Ultimately, though, I think the marriage still makes too much political sense to be broken up. Libertarians—at least libertarians who care more about the size of the federal leviathan than about, say, gay marriage—can’t ditch social conservatives, because without social conservatives (and particularly evangelical Christians) there wouldn’t be any significant constituency for small government reform in America. By and large, the Americans most interested in, say, school choice or social security privatization, or what-have-you are also the people lining up to oppose abortion and gay marriage. The upper-middle-class voters the GOP has been losing to the Democrats over social issues aren’t natural libertarians; if they voted for Reagan, they did so because he promised to cut their taxes, not because they had any interest in hacking away at entitlement spending. The notion—advanced by Andrew Sullivan, among others—of a socially liberal, budget-cutting, hawkish third way is pretty much just a fantasy.

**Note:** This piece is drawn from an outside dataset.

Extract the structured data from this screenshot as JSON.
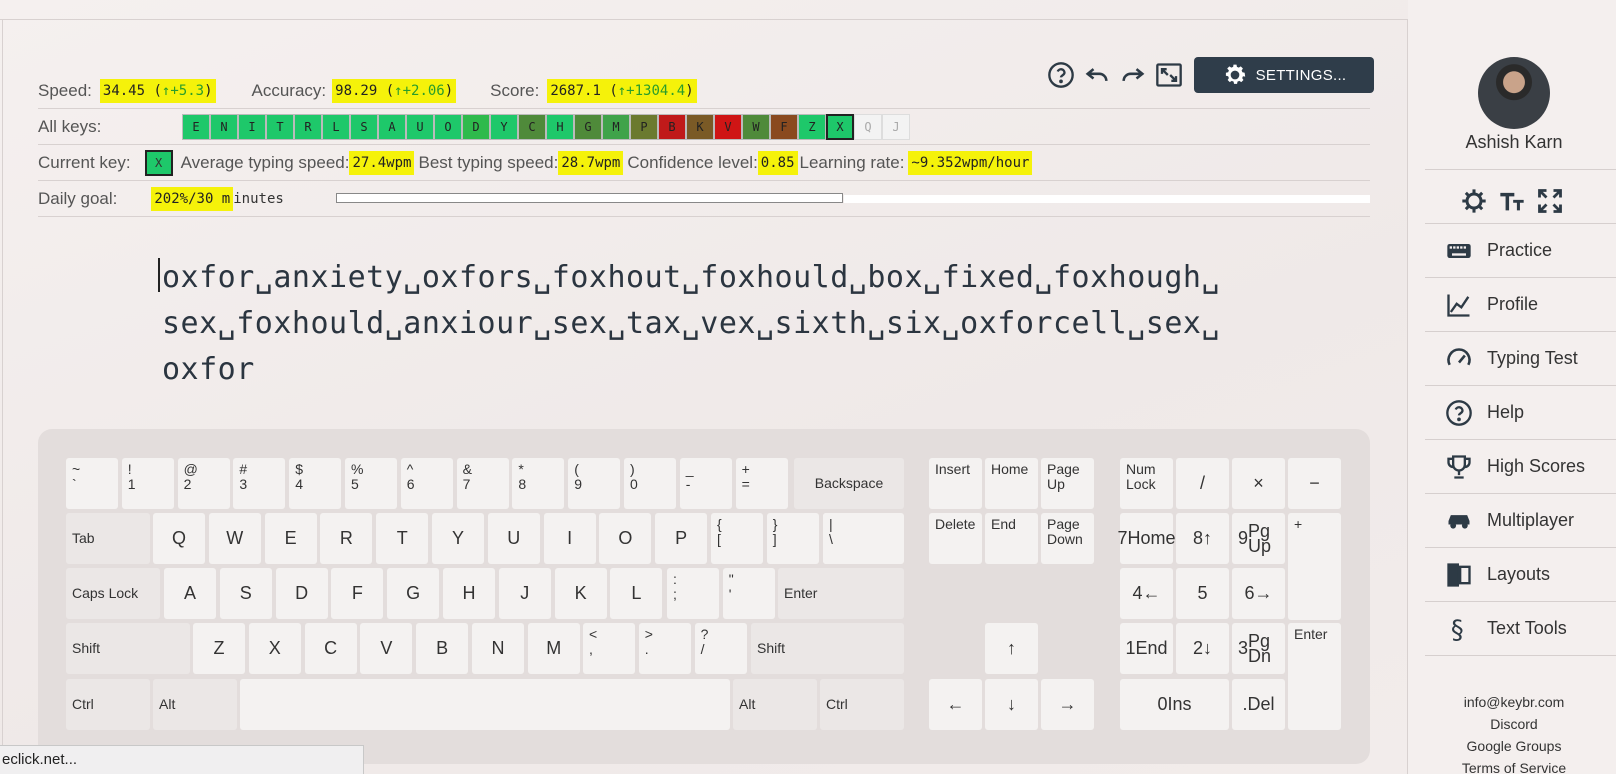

At the same time, small-government libertarians can’t ditch social conservatives because it’s precisely their emphasis on values, churches, and families—however authoritarian it can sometimes seem—that make libertarianism possible at all. Boaz writes that “the limited-government agenda has to include a greater insistence on individual responsibility”—and where is this going to come from if not from social conservatives? By the same token, social conservatives can’t ditch libertarians because of the lesson of Europe—which is that if you set out to create a socially-conservative big government, you’ll destroy the very incentives that make faith and family thrive in the first place. (Also, libertarians are “wicked smaht”—much smarter than your average social-con—and useful to have around in an intellectual knife fight.)
All of which is to say that the underlying realities that Frum limned in Dead Right, over a decade ago, haven’t changed that much. These are tough times for the conservative alliance, and it’s to be expected that social-cons would blame libertarians for the Right’s difficulties, and vice versa. But like it or not, we’re stuck with each other.